IntaRNAhelix-composing RNA–RNA interactions from stable inter-molecular helices boosts bacterial sRNA target prediction

Abstract

Efficient computational tools for the identification of putative target RNAs regulated by prokaryotic sRNAs rely on thermodynamic models of RNA secondary structures. While they typically predict RNA–RNA interaction complexes accurately, they yield many highly-ranked false positives in target screens. One obvious source of this low specificity appears to be the disability of current secondary-structure-based models to reflect steric constraints, which nevertheless govern the kinetic formation of RNA–RNA interactions. For example, often — even thermodynamically favorable — extensions of short initial kissing hairpin interactions are kinetically prohibited, since this would require unwinding of intra-molecular helices as well as sterically impossible bending of the interaction helix. Another source is the consideration of instable and thus unlikely subinteractions that enable better scoring of longer interactions. In consequence, the efficient prediction methods that do not consider such effects show a high false positive rate. To increase the prediction accuracy we devise IntaRNAhelix, a dynamic programming algorithm that length-restricts the runs of consecutive inter-molecular base pairs (perfect canonical stackings), which we hypothesize to implicitly model the steric and kinetic effects.
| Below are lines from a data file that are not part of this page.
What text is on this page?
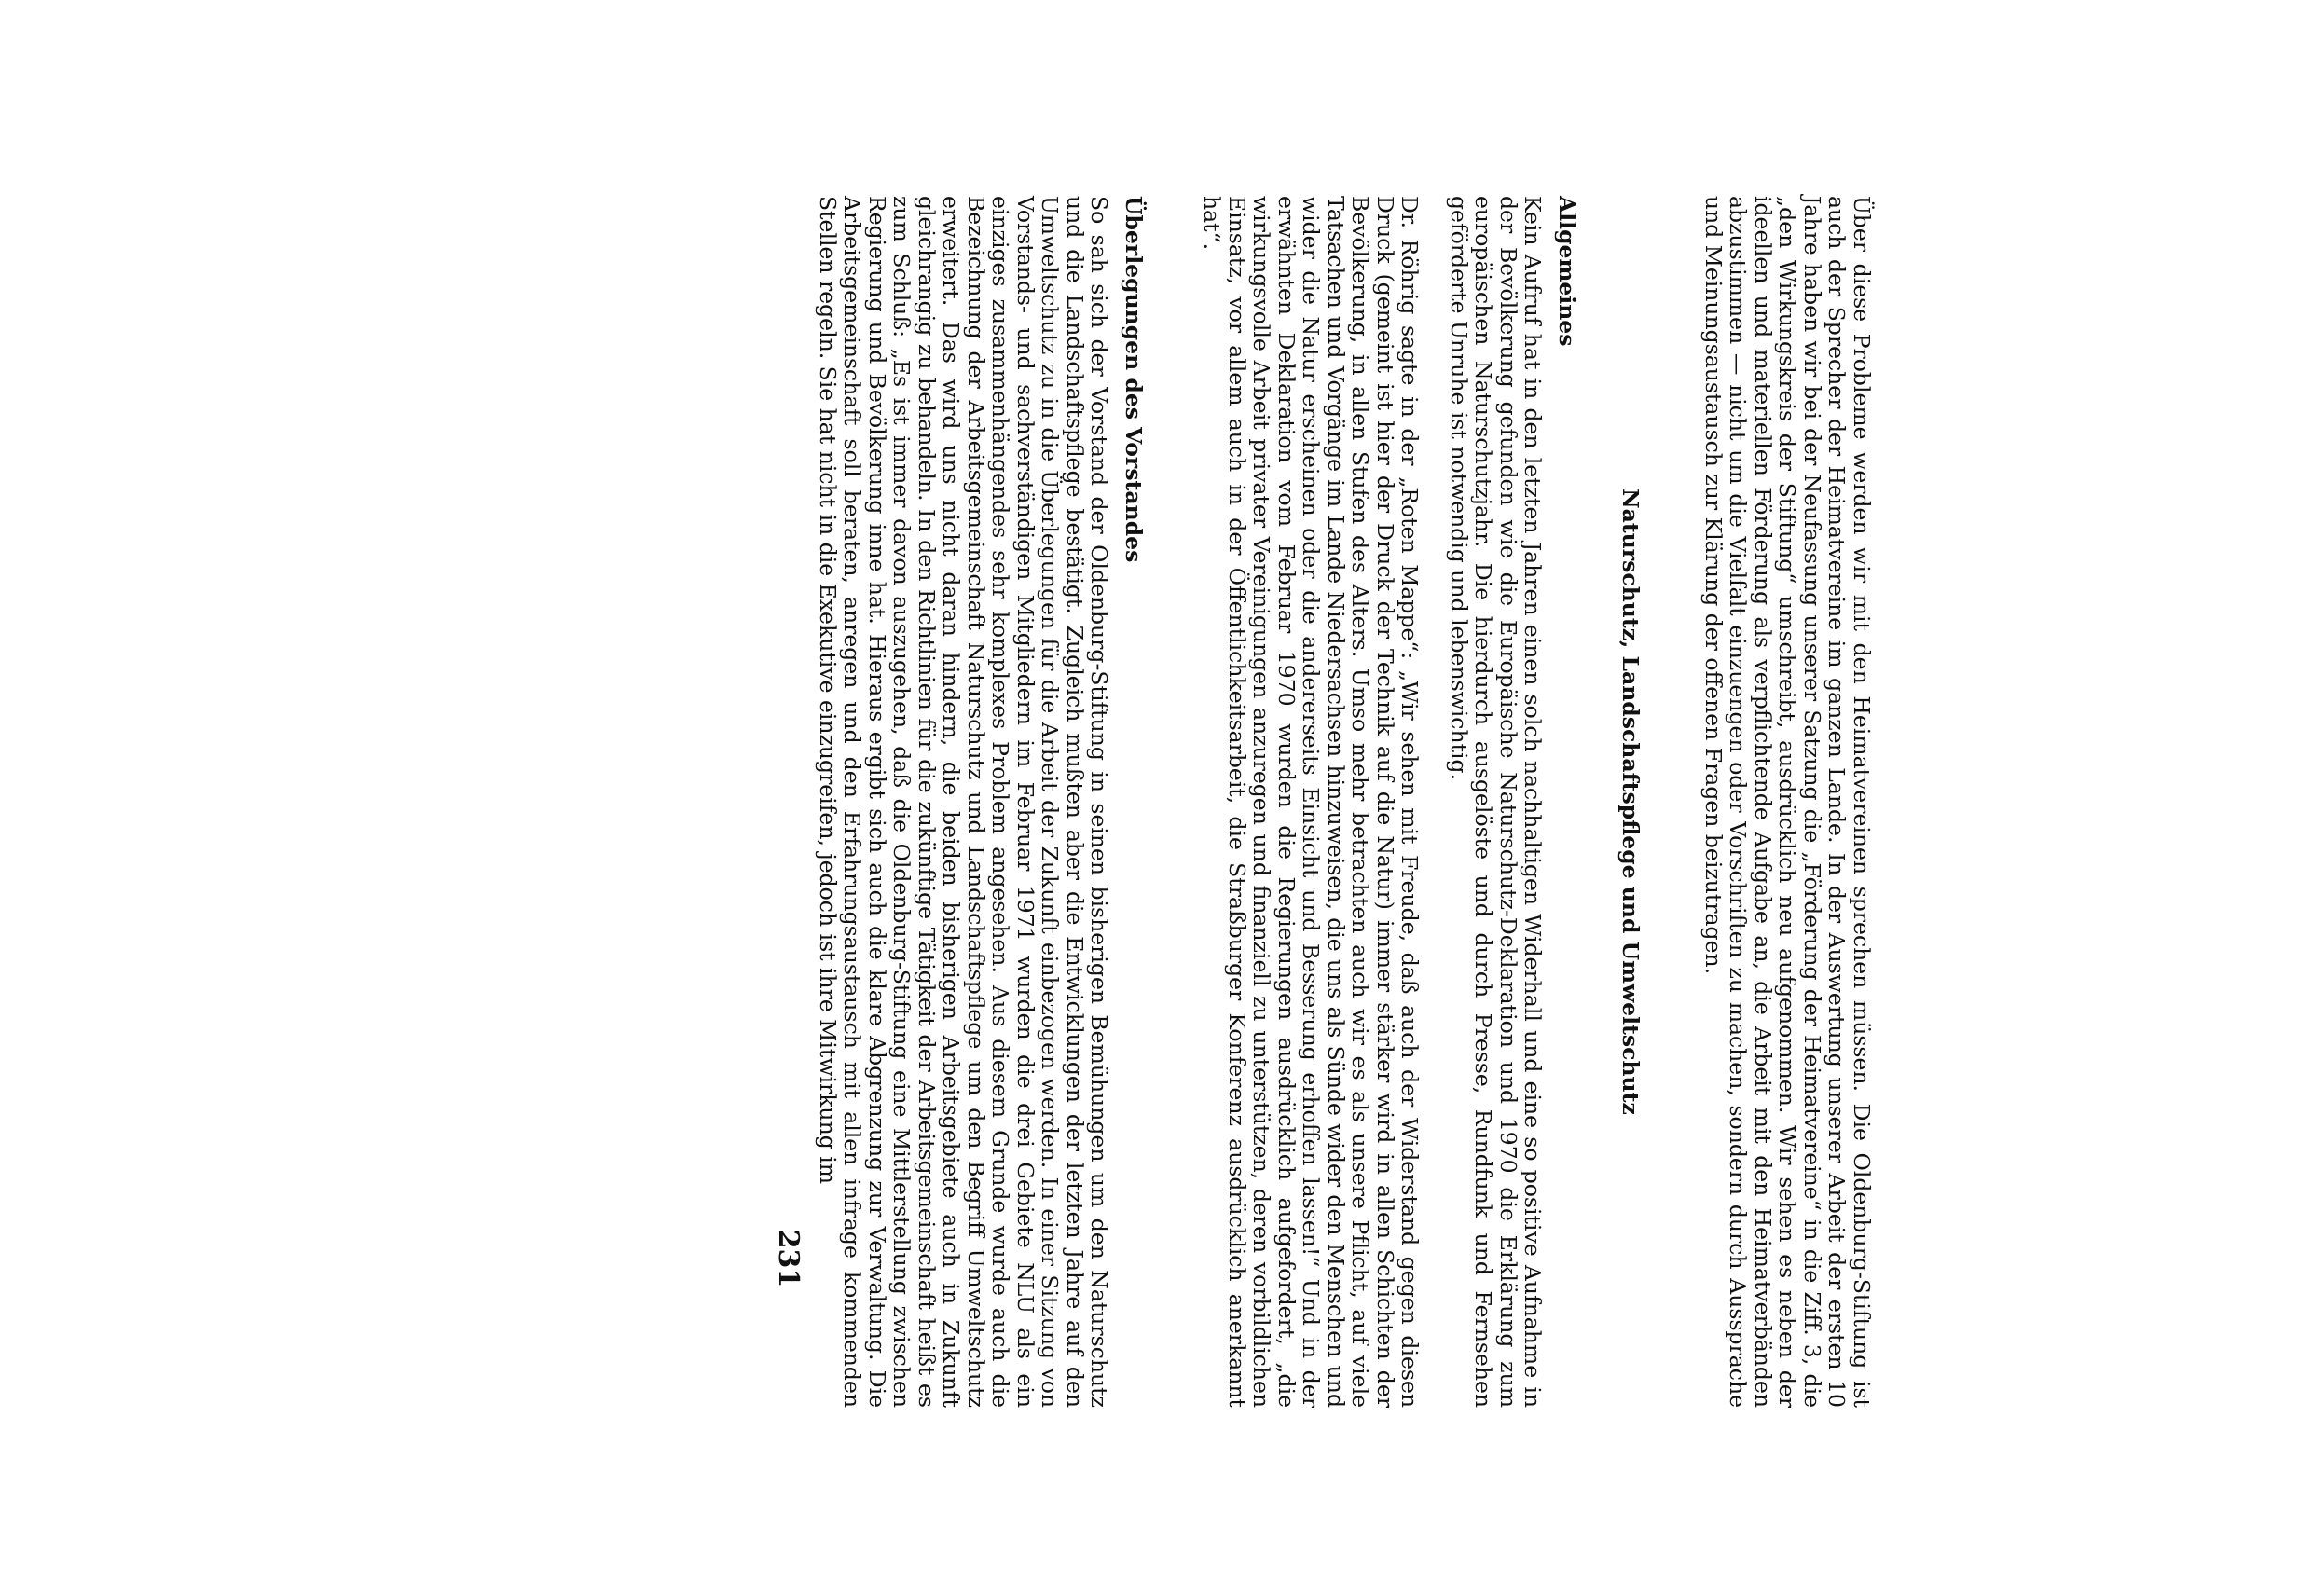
Über diese Probleme werden wir mit den Heimatvereinen sprechen müssen. Die Oldenburg-Stiftung ist auch der Sprecher der Heimatvereine im ganzen Lande. In der Auswertung unserer Arbeit der ersten 10 Jahre haben wir bei der Neufassung unserer Satzung die „Förderung der Heimatvereine“ in die Ziff. 3, die „den Wirkungskreis der Stiftung“ umschreibt, ausdrücklich neu aufgenommen. Wir sehen es neben der ideellen und materiellen Förderung als verpflichtende Aufgabe an, die Arbeit mit den Heimatverbänden abzustimmen — nicht um die Vielfalt einzuengen oder Vorschriften zu machen, sondern durch Aussprache und Meinungsaustausch zur Klärung der offenen Fragen beizutragen.

Naturschutz, Landschaftspflege und Umweltschutz
Allgemeines

Kein Aufruf hat in den letzten Jahren einen solch nachhaltigen Widerhall und eine so positive Aufnahme in der Bevölkerung gefunden wie die Europäische Naturschutz-Deklaration und 1970 die Erklärung zum europäischen Naturschutzjahr. Die hierdurch ausgelöste und durch Presse, Rundfunk und Fernsehen geförderte Unruhe ist notwendig und lebenswichtig.

Dr. Röhrig sagte in der „Roten Mappe“: „Wir sehen mit Freude, daß auch der Widerstand gegen diesen Druck (gemeint ist hier der Druck der Technik auf die Natur) immer stärker wird in allen Schichten der Bevölkerung, in allen Stufen des Alters. Umso mehr betrachten auch wir es als unsere Pflicht, auf viele Tatsachen und Vorgänge im Lande Niedersachsen hinzuweisen, die uns als Sünde wider den Menschen und wider die Natur erscheinen oder die andererseits Einsicht und Besserung erhoffen lassen!“ Und in der erwähnten Deklaration vom Februar 1970 wurden die Regierungen ausdrücklich aufgefordert, „die wirkungsvolle Arbeit privater Vereinigungen anzuregen und finanziell zu unterstützen, deren vorbildlichen Einsatz, vor allem auch in der Öffentlichkeitsarbeit, die Straßburger Konferenz ausdrücklich anerkannt hat“.

Überlegungen des Vorstandes

So sah sich der Vorstand der Oldenburg-Stiftung in seinen bisherigen Bemühungen um den Naturschutz und die Landschaftspflege bestätigt. Zugleich mußten aber die Entwicklungen der letzten Jahre auf den Umweltschutz zu in die Überlegungen für die Arbeit der Zukunft einbezogen werden. In einer Sitzung von Vorstands- und sachverständigen Mitgliedern im Februar 1971 wurden die drei Gebiete NLU als ein einziges zusammenhängendes sehr komplexes Problem angesehen. Aus diesem Grunde wurde auch die Bezeichnung der Arbeitsgemeinschaft Naturschutz und Landschaftspflege um den Begriff Umweltschutz erweitert. Das wird uns nicht daran hindern, die beiden bisherigen Arbeitsgebiete auch in Zukunft gleichrangig zu behandeln. In den Richtlinien für die zukünftige Tätigkeit der Arbeitsgemeinschaft heißt es zum Schluß: „Es ist immer davon auszugehen, daß die Oldenburg-Stiftung eine Mittlerstellung zwischen Regierung und Bevölkerung inne hat. Hieraus ergibt sich auch die klare Abgrenzung zur Verwaltung. Die Arbeitsgemeinschaft soll beraten, anregen und den Erfahrungsaustausch mit allen infrage kommenden Stellen regeln. Sie hat nicht in die Exekutive einzugreifen, jedoch ist ihre Mitwirkung im

231
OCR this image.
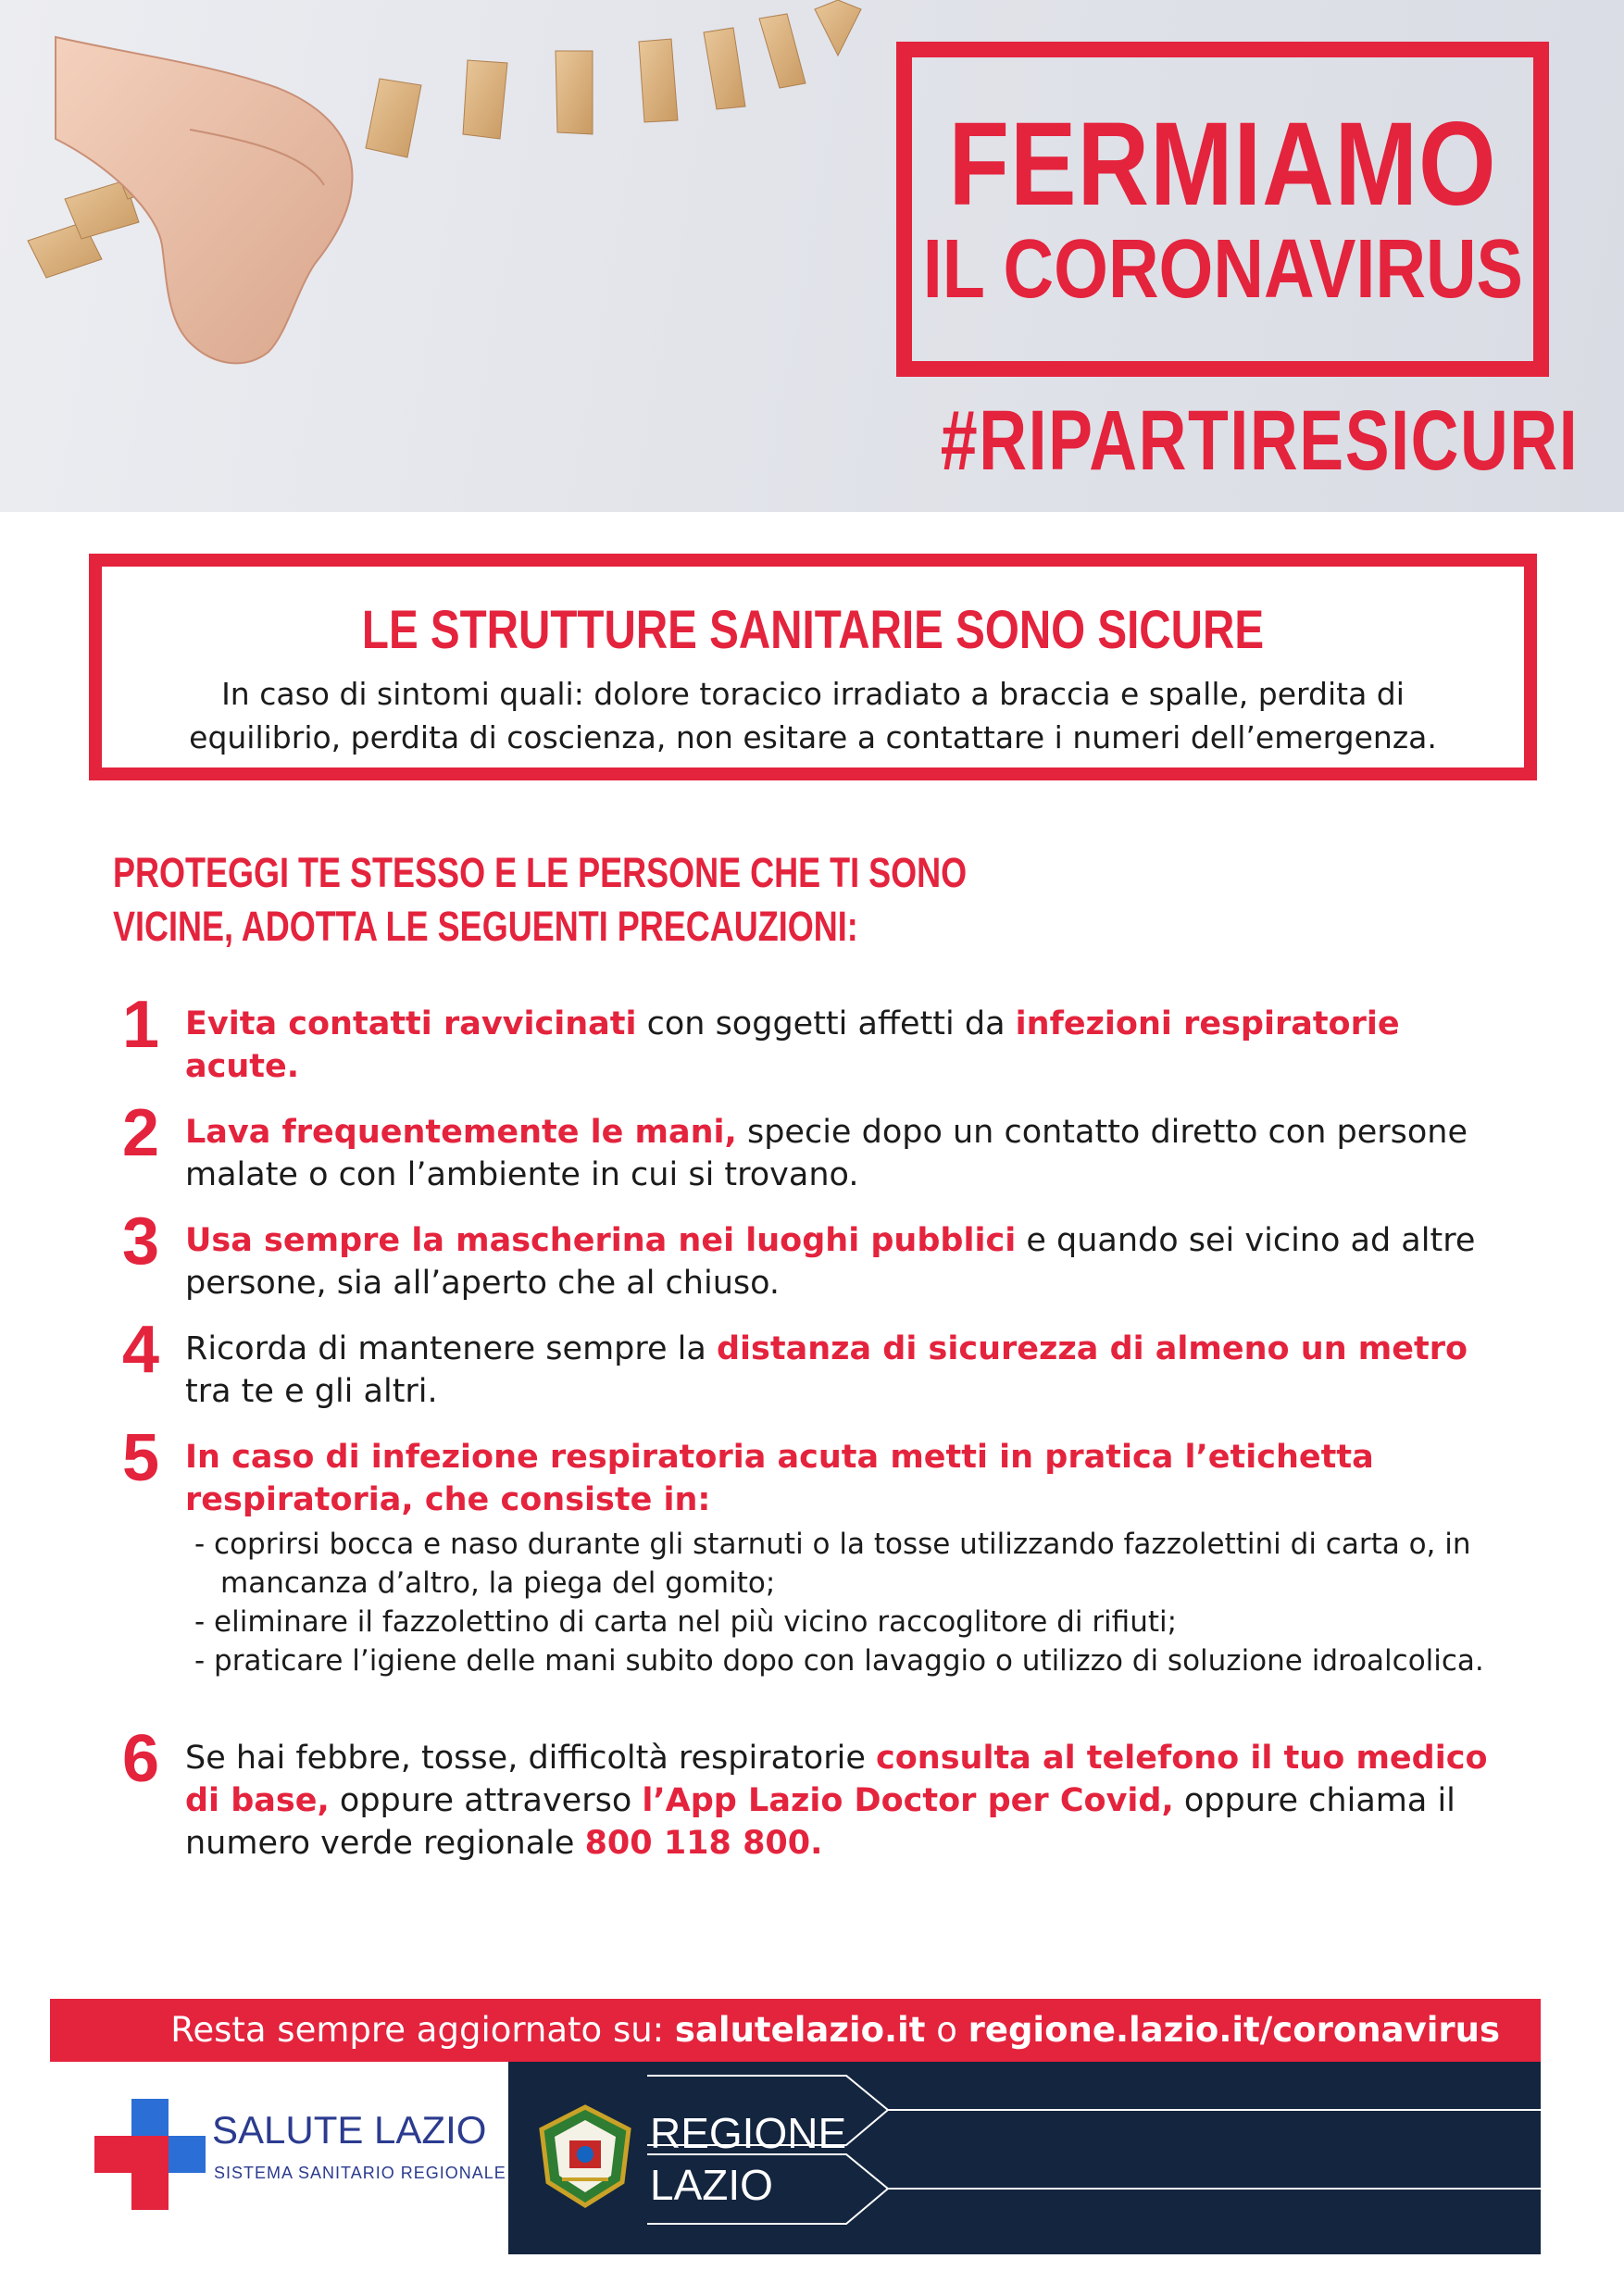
FERMIAMO
IL CORONAVIRUS
#RIPARTIRESICURI
LE STRUTTURE SANITARIE SONO SICURE
In caso di sintomi quali: dolore toracico irradiato a braccia e spalle, perdita di equilibrio, perdita di coscienza, non esitare a contattare i numeri dell’emergenza.
PROTEGGI TE STESSO E LE PERSONE CHE TI SONO VICINE, ADOTTA LE SEGUENTI PRECAUZIONI:
1 Evita contatti ravvicinati con soggetti affetti da infezioni respiratorie acute.
2 Lava frequentemente le mani, specie dopo un contatto diretto con persone malate o con l’ambiente in cui si trovano.
3 Usa sempre la mascherina nei luoghi pubblici e quando sei vicino ad altre persone, sia all’aperto che al chiuso.
4 Ricorda di mantenere sempre la distanza di sicurezza di almeno un metro tra te e gli altri.
5 In caso di infezione respiratoria acuta metti in pratica l’etichetta respiratoria, che consiste in:
- coprirsi bocca e naso durante gli starnuti o la tosse utilizzando fazzolettini di carta o, in mancanza d’altro, la piega del gomito;
- eliminare il fazzolettino di carta nel più vicino raccoglitore di rifiuti;
- praticare l’igiene delle mani subito dopo con lavaggio o utilizzo di soluzione idroalcolica.
6 Se hai febbre, tosse, difficoltà respiratorie consulta al telefono il tuo medico di base, oppure attraverso l’App Lazio Doctor per Covid, oppure chiama il numero verde regionale 800 118 800.
Resta sempre aggiornato su: salutelazio.it o regione.lazio.it/coronavirus
SALUTE LAZIO
SISTEMA SANITARIO REGIONALE
REGIONE
LAZIO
The novel method is implemented by extending the state-of-the-art tool IntaRNA. Our comprehensive bacterial sRNA target prediction benchmark demonstrates significant improvements of the prediction accuracy and enables more than 40-times faster computations. These results indicate — supporting our hypothesis — that stable helix composition increases the accuracy of interaction prediction models compared to the current state-of-the-art approach.